2027〜2028年(短期):金融機関の取締役会レベルでのPQC戦略決定が広く進む。暗号インベントリ作成、優先順位付けが完了する。ベンダー選定基準にPQC対応が組み込まれる。専門人材の争奪戦が本格化する。
2028〜2030年(中期):重要システム(決済、資金移動、機密顧客データ管理)のPQC移行が開始される。ハイブリッド暗号(古典+PQC並行使用)が一般化する。SWIFT、国際決済ネットワーク、証券決済インフラといった共通インフラのPQC対応が進行する。

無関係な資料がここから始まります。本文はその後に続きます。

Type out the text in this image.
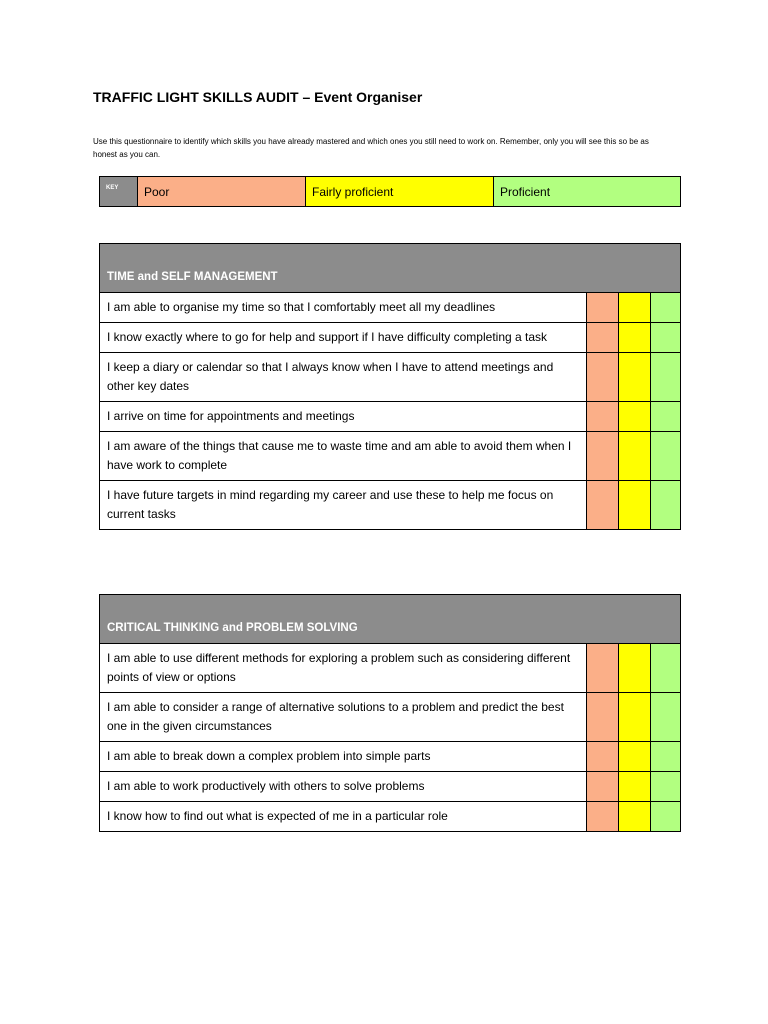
TRAFFIC LIGHT SKILLS AUDIT – Event Organiser

Use this questionnaire to identify which skills you have already mastered and which ones you still need to work on. Remember, only you will see this so be as honest as you can.

KEY	Poor	Fairly proficient	Proficient
TIME and SELF MANAGEMENT
I am able to organise my time so that I comfortably meet all my deadlines
I know exactly where to go for help and support if I have difficulty completing a task
I keep a diary or calendar so that I always know when I have to attend meetings and other key dates
I arrive on time for appointments and meetings
I am aware of the things that cause me to waste time and am able to avoid them when I have work to complete
I have future targets in mind regarding my career and use these to help me focus on current tasks
CRITICAL THINKING and PROBLEM SOLVING
I am able to use different methods for exploring a problem such as considering different points of view or options
I am able to consider a range of alternative solutions to a problem and predict the best one in the given circumstances
I am able to break down a complex problem into simple parts
I am able to work productively with others to solve problems
I know how to find out what is expected of me in a particular role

2030〜2033年(中長期):大規模実装フェーズに入る。ATM、モバイルバンキング、オンラインバンキング、決済端末、カード取引システム、証券取引システム、保険数理システムなど、金融サービスの全領域でPQCが標準実装される。
2033〜2035年(長期):古典公開鍵暗号(RSA、ECC、DH)からの完全移行が完了する。全ての金融通信・データ保護が量子安全暗号で行われる状態が実現する。CRQCが実際に出現した場合でも、金融システムは安全性を維持できる構造となる。
2035年以降(超長期):量子安全暗号が金融業界の"標準的な当たり前"となる。次世代の脅威(高度量子攻撃、量子AIによる新型攻撃)への対応が新たな課題として浮上する可能性がある。
結び ― 量子時代の金融レジリエンス
FINMAガイダンスが示すのは、"量子コンピュータがまだ存在しない今こそが、金融システムの量子時代への転換を進める最適な時期である"という認識である。CRQCが実際に出現した後では対応が間に合わない構造にあり、"今から10年間"が金融レジリエンスを確保する重要な期間となる。
スイス、米国、EU、英国、フランス、シンガポール、イスラエル、日本 ― 世界の主要金融規制当局が量子時代への転換を促す流れは、後戻りできない構造にある。この流れの中で、対応の早い金融機関・国は競争力を高め、対応の遅い金融機関・国は取引継続性・顧客信頼・国際競争力の全てで劣勢に立たされる可能性がある。
金融業界にとってPQC対応は、"やるかやらないか"の選択肢ではなく、"いつまでにどれだけの深さでやるか"のスピード・品質の勝負となっている。スイスFINMAの72%未対応という警告は、業界全体への"最後の警鐘"として、他の主要規制当局にも波紋を広げる出来事として位置付けられる。